O Abandono em Águas Turbulentas
Capítulo 3
A água já estava a entrar por baixo da porta do quarto de hotel.
Começou como uma pequena poça, mas rapidamente se espalhou pelo tapete.
O barulho da chuva lá fora era ensurdecedor, como se o céu estivesse a desabar sobre nós.
Agarrei nos ombros da Sofia e abanei-a com força.
"Sofia! Acorda! Temos de sair daqui agora!"
Ela resmungou e virou-se, puxando o cobertor sobre a cabeça.
"Deixa-me dormir, Ana."
"Não há tempo! O hotel está a inundar!" gritei, a minha voz quase perdida no som da tempestade.
Finalmente, os olhos dela abriram-se, confusos. Quando viu a água a subir no chão, o sono desapareceu do seu rosto. O pânico tomou o seu lugar.
"O que está a acontecer? Onde está o Pedro?"
"Ele não vem," disse eu, com a voz firme, escondendo a minha própria dor e medo. "Temos de sair sozinhas."
Rapidamente, vestimos os sapatos, a água fria a encharcar as nossas meias. Peguei nas nossas carteiras e telemóveis, metendo-os nos bolsos. Não havia tempo para malas.
Quando abri a porta do quarto, a água do corredor entrou com força, chegando já aos nossos tornozelos.
As luzes de emergência piscavam, lançando sombras estranhas nas paredes.

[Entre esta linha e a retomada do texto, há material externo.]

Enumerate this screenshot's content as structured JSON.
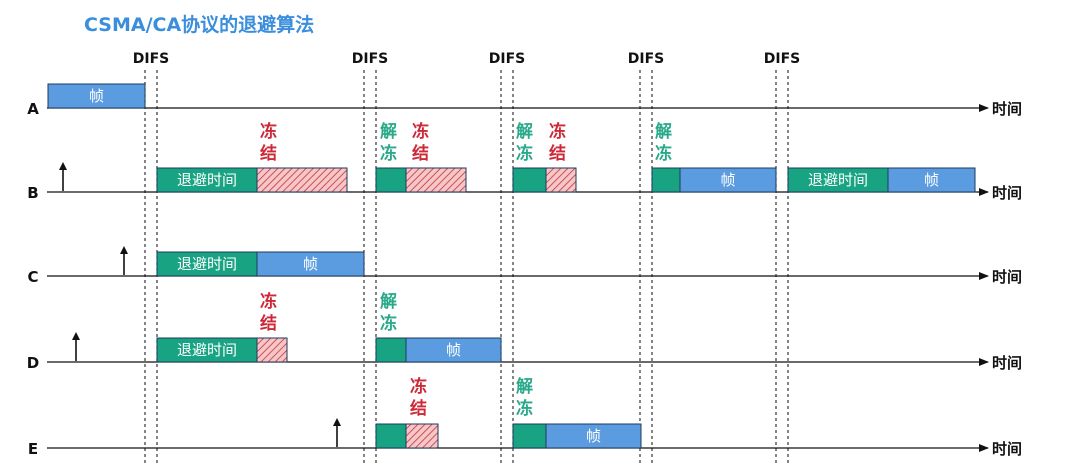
{
  "title": "CSMA/CA协议的退避算法",
  "difs_label": "DIFS",
  "time_label": "时间",
  "stations": [
    {
      "name": "A"
    },
    {
      "name": "B"
    },
    {
      "name": "C"
    },
    {
      "name": "D"
    },
    {
      "name": "E"
    }
  ],
  "labels": {
    "frame": "帧",
    "backoff": "退避时间",
    "freeze_1": "冻",
    "freeze_2": "结",
    "unfreeze_1": "解",
    "unfreeze_2": "冻"
  },
  "colors": {
    "title": "#3a8edb",
    "frame_blue": "#5b9be0",
    "backoff_green": "#18a383",
    "freeze_red": "#cc2a38",
    "unfreeze_green": "#2aa98a",
    "hatch_bg": "#f7c6c6",
    "hatch_line": "#c9525a"
  }
}
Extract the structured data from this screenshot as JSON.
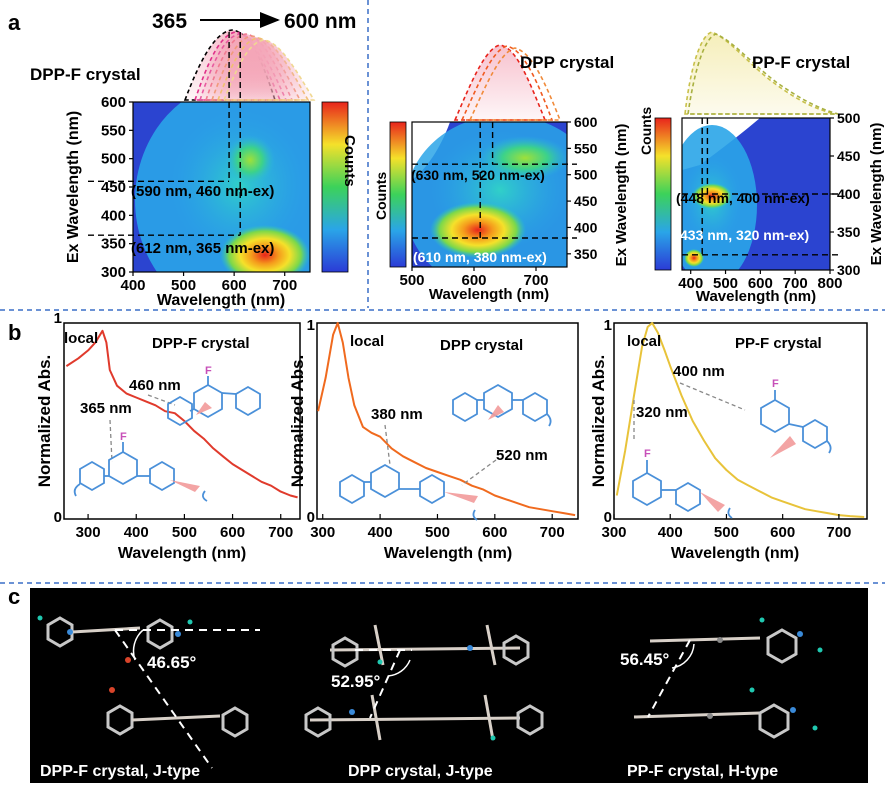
{
  "panel_letters": {
    "a": "a",
    "b": "b",
    "c": "c"
  },
  "colors": {
    "divider": "#3a6fc7",
    "dpp_f_line": "#e03a2c",
    "dpp_line": "#f06a1e",
    "pp_f_line": "#e8c33a",
    "molecule": "#4a90d9",
    "fluorine": "#c74fb8",
    "dipole": "#f29a9a",
    "hydrogen": "#3aa13a"
  },
  "chart_data": [
    {
      "type": "heatmap",
      "id": "a1",
      "title": "DPP-F crystal",
      "sweep": {
        "start": "365",
        "end": "600 nm"
      },
      "xlabel": "Wavelength (nm)",
      "ylabel": "Ex Wavelength (nm)",
      "colorbar_label": "Counts",
      "xlim": [
        400,
        750
      ],
      "ylim": [
        300,
        600
      ],
      "xticks": [
        400,
        500,
        600,
        700
      ],
      "yticks": [
        300,
        350,
        400,
        450,
        500,
        550,
        600
      ],
      "annotations": [
        "(590 nm, 460 nm-ex)",
        "(612 nm, 365 nm-ex)"
      ],
      "peaks": [
        {
          "em": 612,
          "ex": 365
        },
        {
          "em": 590,
          "ex": 460
        }
      ]
    },
    {
      "type": "heatmap",
      "id": "a2",
      "title": "DPP crystal",
      "xlabel": "Wavelength (nm)",
      "ylabel": "Ex Wavelength (nm)",
      "colorbar_label": "Counts",
      "xlim": [
        500,
        750
      ],
      "ylim": [
        325,
        600
      ],
      "xticks": [
        500,
        600,
        700
      ],
      "yticks": [
        350,
        400,
        450,
        500,
        550,
        600
      ],
      "annotations": [
        "(630 nm, 520 nm-ex)",
        "(610 nm, 380 nm-ex)"
      ],
      "peaks": [
        {
          "em": 610,
          "ex": 380
        },
        {
          "em": 630,
          "ex": 520
        }
      ]
    },
    {
      "type": "heatmap",
      "id": "a3",
      "title": "PP-F crystal",
      "xlabel": "Wavelength (nm)",
      "ylabel": "Ex Wavelength (nm)",
      "colorbar_label": "Counts",
      "xlim": [
        375,
        800
      ],
      "ylim": [
        300,
        500
      ],
      "xticks": [
        400,
        500,
        600,
        700,
        800
      ],
      "yticks": [
        300,
        350,
        400,
        450,
        500
      ],
      "annotations": [
        "(448 nm, 400 nm-ex)",
        "433 nm, 320 nm-ex)"
      ],
      "peaks": [
        {
          "em": 448,
          "ex": 400
        },
        {
          "em": 433,
          "ex": 320
        }
      ]
    },
    {
      "type": "line",
      "id": "b1",
      "title": "DPP-F crystal",
      "xlabel": "Wavelength (nm)",
      "ylabel": "Normalized Abs.",
      "xlim": [
        250,
        740
      ],
      "ylim": [
        0,
        1
      ],
      "xticks": [
        300,
        400,
        500,
        600,
        700
      ],
      "ytick_labels": [
        "0",
        "1"
      ],
      "annotations": {
        "local": "local",
        "band1": "460 nm",
        "band2": "365 nm"
      },
      "x": [
        255,
        280,
        300,
        315,
        330,
        338,
        345,
        360,
        380,
        400,
        420,
        440,
        460,
        480,
        500,
        520,
        540,
        560,
        580,
        600,
        620,
        640,
        660,
        680,
        700,
        720,
        735
      ],
      "y": [
        0.78,
        0.82,
        0.86,
        0.9,
        0.96,
        0.9,
        0.76,
        0.68,
        0.64,
        0.62,
        0.6,
        0.58,
        0.55,
        0.54,
        0.5,
        0.45,
        0.41,
        0.36,
        0.32,
        0.28,
        0.25,
        0.22,
        0.19,
        0.17,
        0.14,
        0.12,
        0.11
      ]
    },
    {
      "type": "line",
      "id": "b2",
      "title": "DPP crystal",
      "xlabel": "Wavelength (nm)",
      "ylabel": "Normalized Abs.",
      "xlim": [
        290,
        745
      ],
      "ylim": [
        0,
        1
      ],
      "xticks": [
        300,
        400,
        500,
        600,
        700
      ],
      "ytick_labels": [
        "0",
        "1"
      ],
      "annotations": {
        "local": "local",
        "band1": "380 nm",
        "band2": "520 nm"
      },
      "x": [
        292,
        305,
        318,
        326,
        335,
        345,
        355,
        370,
        385,
        400,
        420,
        440,
        460,
        480,
        500,
        520,
        540,
        560,
        580,
        600,
        620,
        640,
        660,
        680,
        700,
        720,
        740
      ],
      "y": [
        0.55,
        0.72,
        0.94,
        1.0,
        0.9,
        0.72,
        0.58,
        0.47,
        0.44,
        0.42,
        0.36,
        0.32,
        0.29,
        0.26,
        0.24,
        0.22,
        0.2,
        0.17,
        0.15,
        0.12,
        0.1,
        0.08,
        0.06,
        0.05,
        0.04,
        0.03,
        0.02
      ]
    },
    {
      "type": "line",
      "id": "b3",
      "title": "PP-F crystal",
      "xlabel": "Wavelength (nm)",
      "ylabel": "Normalized Abs.",
      "xlim": [
        300,
        750
      ],
      "ylim": [
        0,
        1
      ],
      "xticks": [
        300,
        400,
        500,
        600,
        700
      ],
      "ytick_labels": [
        "0",
        "1"
      ],
      "annotations": {
        "local": "local",
        "band1": "400 nm",
        "band2": "320 nm"
      },
      "x": [
        305,
        320,
        335,
        350,
        360,
        368,
        378,
        390,
        400,
        420,
        440,
        460,
        480,
        500,
        520,
        540,
        560,
        580,
        600,
        620,
        640,
        660,
        680,
        700,
        720,
        745
      ],
      "y": [
        0.12,
        0.35,
        0.62,
        0.88,
        0.98,
        1.0,
        0.95,
        0.86,
        0.78,
        0.63,
        0.5,
        0.4,
        0.31,
        0.25,
        0.2,
        0.17,
        0.14,
        0.11,
        0.09,
        0.07,
        0.05,
        0.04,
        0.03,
        0.02,
        0.015,
        0.01
      ]
    }
  ],
  "crystals": [
    {
      "caption": "DPP-F crystal, J-type",
      "angle": "46.65°"
    },
    {
      "caption": "DPP crystal, J-type",
      "angle": "52.95°"
    },
    {
      "caption": "PP-F crystal, H-type",
      "angle": "56.45°"
    }
  ]
}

O alarme de incêndio soava incessantemente, um ruído agudo que se misturava com o trovão.
"Vamos para as escadas!" gritei por cima do barulho.

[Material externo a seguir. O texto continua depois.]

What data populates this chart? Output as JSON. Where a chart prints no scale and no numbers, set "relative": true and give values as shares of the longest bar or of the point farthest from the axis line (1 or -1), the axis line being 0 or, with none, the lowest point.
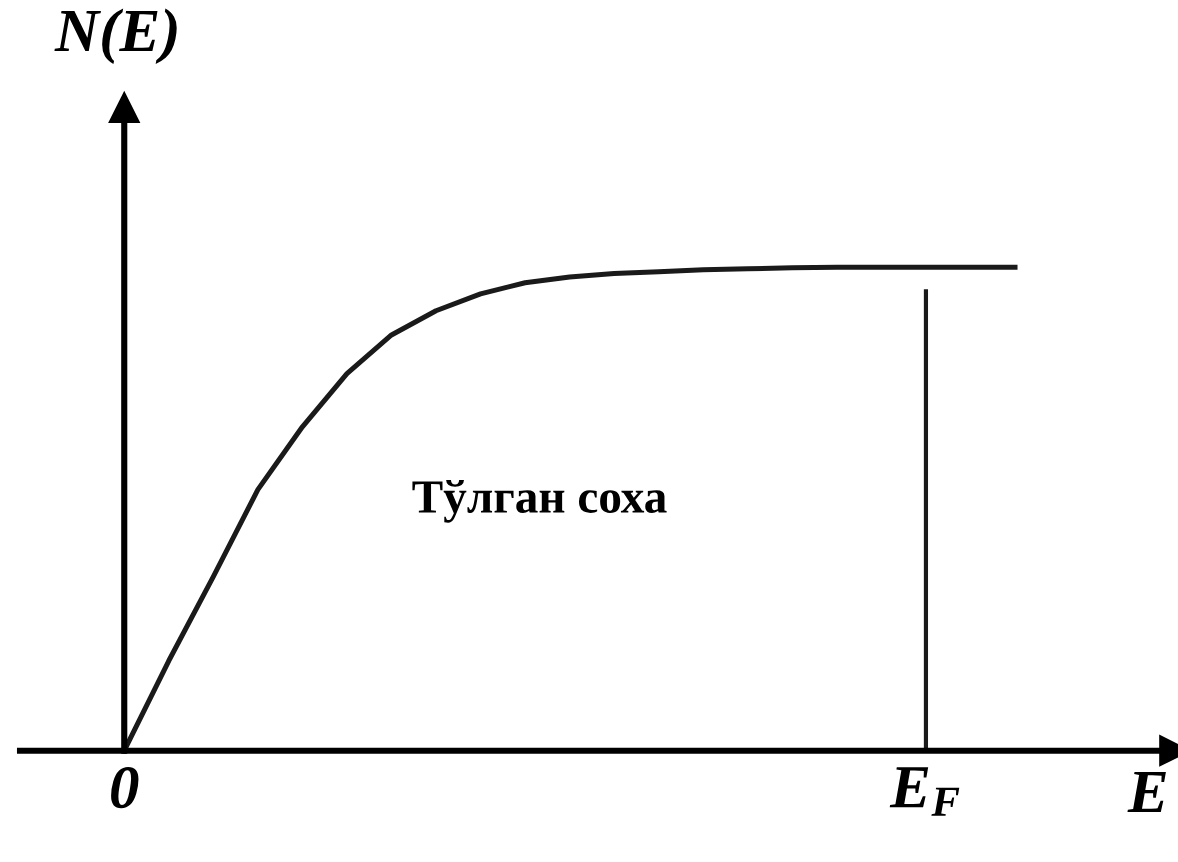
{
  "chart_data": {
    "type": "line",
    "relative": true,
    "xlabel": "E",
    "ylabel": "N(E)",
    "categories": [
      "0",
      null,
      null,
      null,
      null,
      null,
      null,
      null,
      null,
      null,
      null,
      null,
      null,
      null,
      null,
      null,
      null,
      null,
      "E$_{F}$",
      null,
      null
    ],
    "series": [
      {
        "color": "#1a1a1a",
        "values": [
          0,
          0.186,
          0.36,
          0.54,
          0.67,
          0.78,
          0.86,
          0.91,
          0.945,
          0.968,
          0.98,
          0.987,
          0.991,
          0.995,
          0.997,
          0.999,
          1.0,
          1.0,
          1.0,
          1.0,
          1.0
        ]
      }
    ],
    "ref_lines": [
      {
        "axis": "x",
        "value": "E$_{F}$",
        "label": null,
        "color": "#1a1a1a",
        "line_style": "solid"
      }
    ],
    "annotations": [
      "Тўлган соха"
    ],
    "marker": "none",
    "line_style": "solid"
  }
}
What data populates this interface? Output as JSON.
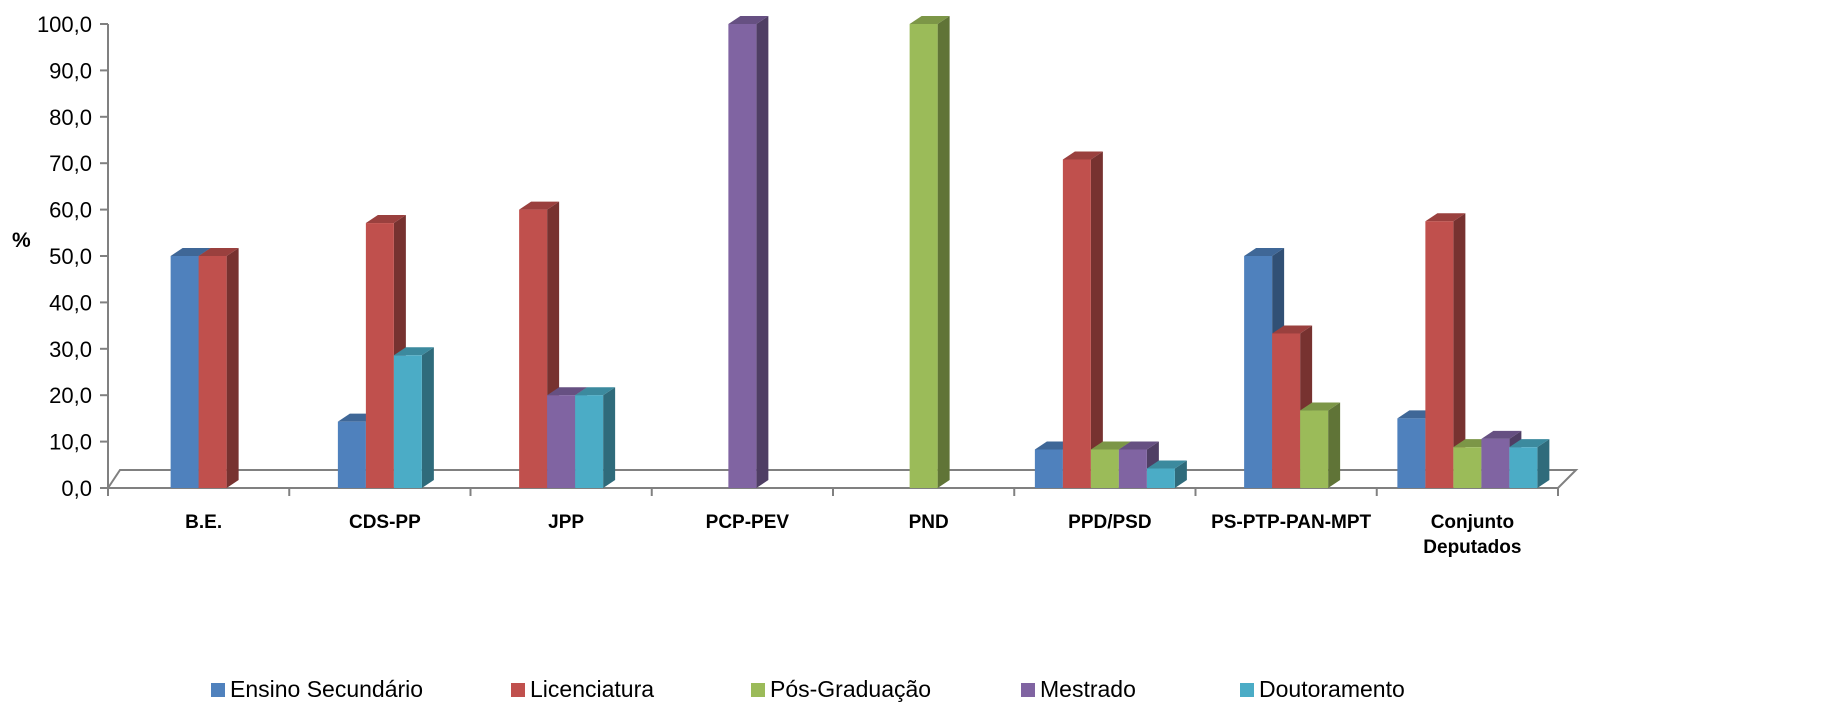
{
  "chart_data": {
    "type": "bar",
    "ylabel": "%",
    "ylim": [
      0,
      100
    ],
    "ytick_step": 10,
    "ytick_labels": [
      "0,0",
      "10,0",
      "20,0",
      "30,0",
      "40,0",
      "50,0",
      "60,0",
      "70,0",
      "80,0",
      "90,0",
      "100,0"
    ],
    "categories": [
      [
        "B.E."
      ],
      [
        "CDS-PP"
      ],
      [
        "JPP"
      ],
      [
        "PCP-PEV"
      ],
      [
        "PND"
      ],
      [
        "PPD/PSD"
      ],
      [
        "PS-PTP-PAN-MPT"
      ],
      [
        "Conjunto",
        "Deputados"
      ]
    ],
    "series": [
      {
        "name": "Ensino Secundário",
        "color": "#4F81BD",
        "values": [
          50.0,
          14.3,
          null,
          null,
          null,
          8.3,
          50.0,
          15.0
        ]
      },
      {
        "name": "Licenciatura",
        "color": "#C0504D",
        "values": [
          50.0,
          57.1,
          60.0,
          null,
          null,
          70.8,
          33.3,
          57.5
        ]
      },
      {
        "name": "Pós-Graduação",
        "color": "#9BBB59",
        "values": [
          null,
          null,
          null,
          null,
          100.0,
          8.3,
          16.7,
          8.8
        ]
      },
      {
        "name": "Mestrado",
        "color": "#8064A2",
        "values": [
          null,
          null,
          20.0,
          100.0,
          null,
          8.3,
          null,
          10.6
        ]
      },
      {
        "name": "Doutoramento",
        "color": "#4BACC6",
        "values": [
          null,
          28.6,
          20.0,
          null,
          null,
          4.2,
          null,
          8.8
        ]
      }
    ],
    "legend_position": "bottom",
    "grid": false
  }
}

Agarrámo-nos uma à outra e avançámos pela água escura e lamacenta. O elevador estava obviamente fora de questão.
A escada de emergência estava apinhada de outros hóspedes em pânico, todos a tentar escapar. A água descia em cascata pelos degraus, tornando-os escorregadios e perigosos.
Cada passo era um risco.
A Sofia escorregou e quase caiu, mas eu agarrei-a a tempo. O rosto dela estava pálido de medo.
"Eu não consigo, Ana," ela choramingou.
"Consegues sim," eu disse, a minha voz mais corajosa do que me sentia. "Estamos quase lá. Continua a andar."
Finalmente, chegámos ao rés-do-chão. O lobby estava submerso. A água chegava-nos à cintura, cheia de destroços flutuantes – cadeiras, plantas, bagagens.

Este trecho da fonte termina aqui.